В ранней молодости Судья Бленд женился на красивой, но беспутной женщине и вскоре с нею развелся. Быть может, отчасти этим и объяснялось его циничное отношение к женщинам. С тех пор он жил холостяком, под одной крышей со своей матерью – величественной седовласой особой, которую он неизменно окружал безупречной, изысканнейшей почтительностью и трогательной заботой. Кое-кто подозревал, что к этой сыновней преданности примешивалась толика насмешливой и презрительной покорности, но, безусловно, у старой дамы не было никаких оснований так думать. Она жила в премилом старом доме, у нее было все, чего только можно пожелать, и если она и догадывалась о сомнительных источниках этой роскоши, то сыну ни словом об этом не обмолвилась. Вообще же Судья Бленд безоговорочно делил всех женщин на два разряда – матерей и проституток, – и, если не считать единственного исключения, обитающего у него в доме, интересовался только вторым разрядом.

Слепнуть он начал за несколько лет до отъезда Джорджа из Либия-хилла; тогда он стал носить темные очки, и от этого бледное, худое лицо его с призрачной улыбкой в углах губ сделалось еще более зловещим. Он лечился в больнице Джона Хопкинса в Балтиморе и ездил туда каждые полтора месяца, но видел все хуже и хуже, и доктора уже предупредили его, что надеяться не на что. Недуг, отнимавший у него зрение, был лишь следствием мерзкой болезни, которая, как он откровенно признавался, кинулась на глаза, хотя он-то думал, что давно излечился.

Но, как ни странно, наперекор всему зловещему и отвратительному, что было в Бленде, в его нраве и поведении, он всегда обладал необычайной притягательной силой.
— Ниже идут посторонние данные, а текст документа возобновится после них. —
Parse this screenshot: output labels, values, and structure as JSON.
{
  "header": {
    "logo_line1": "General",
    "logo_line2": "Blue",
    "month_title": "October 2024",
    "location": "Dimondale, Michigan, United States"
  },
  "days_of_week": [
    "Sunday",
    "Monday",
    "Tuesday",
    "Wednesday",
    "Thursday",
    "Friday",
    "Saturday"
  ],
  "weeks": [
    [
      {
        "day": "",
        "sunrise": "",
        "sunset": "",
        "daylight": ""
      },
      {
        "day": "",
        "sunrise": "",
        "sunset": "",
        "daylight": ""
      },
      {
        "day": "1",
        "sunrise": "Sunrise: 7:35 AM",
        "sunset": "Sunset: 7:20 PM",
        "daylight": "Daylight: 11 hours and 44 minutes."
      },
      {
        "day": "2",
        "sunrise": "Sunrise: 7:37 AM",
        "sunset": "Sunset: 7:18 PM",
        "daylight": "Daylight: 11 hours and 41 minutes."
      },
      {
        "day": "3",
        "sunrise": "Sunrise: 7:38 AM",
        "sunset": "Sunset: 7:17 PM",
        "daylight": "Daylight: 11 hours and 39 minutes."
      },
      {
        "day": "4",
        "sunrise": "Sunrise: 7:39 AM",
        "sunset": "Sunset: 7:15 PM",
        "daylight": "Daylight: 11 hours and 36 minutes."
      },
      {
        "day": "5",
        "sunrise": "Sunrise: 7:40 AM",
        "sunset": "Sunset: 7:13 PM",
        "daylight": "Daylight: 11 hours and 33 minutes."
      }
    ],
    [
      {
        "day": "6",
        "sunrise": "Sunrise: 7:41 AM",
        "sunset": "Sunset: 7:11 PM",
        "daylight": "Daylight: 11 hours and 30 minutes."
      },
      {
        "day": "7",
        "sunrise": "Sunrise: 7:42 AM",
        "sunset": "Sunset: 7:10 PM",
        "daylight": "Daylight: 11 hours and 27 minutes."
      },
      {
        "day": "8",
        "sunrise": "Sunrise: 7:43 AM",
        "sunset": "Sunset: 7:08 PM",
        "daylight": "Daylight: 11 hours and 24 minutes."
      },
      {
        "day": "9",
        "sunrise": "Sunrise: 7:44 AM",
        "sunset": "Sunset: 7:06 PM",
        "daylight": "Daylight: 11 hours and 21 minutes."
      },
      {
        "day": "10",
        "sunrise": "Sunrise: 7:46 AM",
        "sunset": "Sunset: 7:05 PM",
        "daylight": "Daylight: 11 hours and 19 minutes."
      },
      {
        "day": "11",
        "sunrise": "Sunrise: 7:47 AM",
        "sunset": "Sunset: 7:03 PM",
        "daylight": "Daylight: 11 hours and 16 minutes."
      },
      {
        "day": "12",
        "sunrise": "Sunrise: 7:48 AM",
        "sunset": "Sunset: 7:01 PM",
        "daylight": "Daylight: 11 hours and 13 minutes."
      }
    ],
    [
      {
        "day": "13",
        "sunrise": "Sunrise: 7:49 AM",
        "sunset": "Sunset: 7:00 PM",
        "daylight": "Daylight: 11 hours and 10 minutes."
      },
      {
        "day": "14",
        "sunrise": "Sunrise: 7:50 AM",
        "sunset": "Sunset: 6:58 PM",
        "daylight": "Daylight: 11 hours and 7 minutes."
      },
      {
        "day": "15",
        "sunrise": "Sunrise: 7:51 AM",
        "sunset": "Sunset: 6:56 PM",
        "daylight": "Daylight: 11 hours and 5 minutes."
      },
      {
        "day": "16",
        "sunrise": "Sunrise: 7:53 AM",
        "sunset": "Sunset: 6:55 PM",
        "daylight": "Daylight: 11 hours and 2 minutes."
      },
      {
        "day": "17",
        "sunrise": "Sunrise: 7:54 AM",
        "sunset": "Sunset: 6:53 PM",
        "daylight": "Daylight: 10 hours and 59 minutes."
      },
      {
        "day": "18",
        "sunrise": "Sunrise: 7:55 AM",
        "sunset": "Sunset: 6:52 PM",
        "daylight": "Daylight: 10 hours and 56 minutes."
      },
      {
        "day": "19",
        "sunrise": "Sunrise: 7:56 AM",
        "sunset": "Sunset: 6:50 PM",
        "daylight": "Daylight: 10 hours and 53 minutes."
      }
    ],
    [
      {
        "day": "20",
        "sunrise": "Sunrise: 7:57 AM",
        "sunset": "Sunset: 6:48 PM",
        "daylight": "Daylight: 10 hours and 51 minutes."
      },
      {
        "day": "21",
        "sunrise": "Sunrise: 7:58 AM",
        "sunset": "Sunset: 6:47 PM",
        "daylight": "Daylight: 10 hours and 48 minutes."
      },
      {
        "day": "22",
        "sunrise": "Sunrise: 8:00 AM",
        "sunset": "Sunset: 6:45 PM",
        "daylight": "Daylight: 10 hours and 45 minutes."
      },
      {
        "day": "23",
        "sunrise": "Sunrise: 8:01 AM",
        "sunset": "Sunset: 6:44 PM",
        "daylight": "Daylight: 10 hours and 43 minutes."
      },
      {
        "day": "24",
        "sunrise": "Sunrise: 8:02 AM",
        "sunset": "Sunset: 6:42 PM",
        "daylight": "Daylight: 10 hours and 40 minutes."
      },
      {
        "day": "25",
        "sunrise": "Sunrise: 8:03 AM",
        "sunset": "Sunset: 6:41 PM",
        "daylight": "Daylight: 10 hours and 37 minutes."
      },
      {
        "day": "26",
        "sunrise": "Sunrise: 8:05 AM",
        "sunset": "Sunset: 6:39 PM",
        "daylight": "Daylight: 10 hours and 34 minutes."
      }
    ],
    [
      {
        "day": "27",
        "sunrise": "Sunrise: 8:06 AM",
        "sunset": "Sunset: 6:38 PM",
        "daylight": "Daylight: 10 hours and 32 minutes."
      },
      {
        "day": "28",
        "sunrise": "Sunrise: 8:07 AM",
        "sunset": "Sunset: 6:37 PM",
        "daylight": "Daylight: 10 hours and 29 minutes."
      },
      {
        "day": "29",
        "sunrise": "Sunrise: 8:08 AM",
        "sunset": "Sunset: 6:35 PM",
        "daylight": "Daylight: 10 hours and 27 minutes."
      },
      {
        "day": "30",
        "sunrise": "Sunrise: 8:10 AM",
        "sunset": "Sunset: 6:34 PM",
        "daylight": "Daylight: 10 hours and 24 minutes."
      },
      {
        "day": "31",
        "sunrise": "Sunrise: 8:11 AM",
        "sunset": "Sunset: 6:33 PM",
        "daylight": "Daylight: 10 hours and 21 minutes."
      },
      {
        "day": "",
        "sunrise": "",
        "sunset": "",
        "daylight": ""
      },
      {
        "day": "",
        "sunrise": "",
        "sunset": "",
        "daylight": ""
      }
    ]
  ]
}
Все и каждый с первой встречи, с первой минуты понимали, что он дурной человек. Нет, мало сказать – дурной. Все понимали, что он порочен – глубоко, безмерно порочен, но порочность эта, подобно высшей добродетели, не чужда известного величия. И в самом деле, когда-то было в нем доброе начало, и оно так до конца и не отмерло. Все единодушно утверждали, что за недолгий срок, пока он занимал пост судьи, суд его был скор, но мудр и справедлив. Каким потаенным свойством его души это объяснялось, никто не понимал и понять не мог, но что-то от этого неведомого еще сохранилось. Вот почему людей сразу же, с первой встречи влекло к Рамфорду Бленду, и даже те, кто пытался противиться этому обаянию, не могли перед ним устоять, – странным образом он даже начинал им нравиться. С первой же минуты, ощутив скрытые в нем силы смерти и порока, они ощущали также нечто… назовите это призраком, излучением, погибшей душою великой добродетели. И вместе с тем каждый ощущал, точно удар в сердце, внезапную, ошеломляющую боль. «Какая утрата! Какая жалость!» Но откуда это чувство – никто понять не мог.

Стало быстро, почти уже по-осеннему смеркаться, и поезд, мчась на юг, приближался к Виргинии. Джордж сидел у окна, смотрел, как неясными тенями проносятся мимо деревья, и воскрешал в памяти все, что было ему известно про Рамфорда Бленда. Судья всегда был ему и отвратителен и страшен, и чем-то непонятно привлекал, а сейчас все эти чувства овладели Джорджем с такой силой, что он просто не мог больше оставаться в одиночестве. Посреди вагона собрались шумной компанией прочие жители Либия-хилла. Джарвис Ригз, мэр Кеннеди и Сол Айзекс сидели, кто развалясь, кто опершись на ручку кресла, а Пастор Флэк стоял в проходе, взявшись за спинки двух кресел, замыкающих этот кружок, и, в азарте наклонясь, о чем-то толковал.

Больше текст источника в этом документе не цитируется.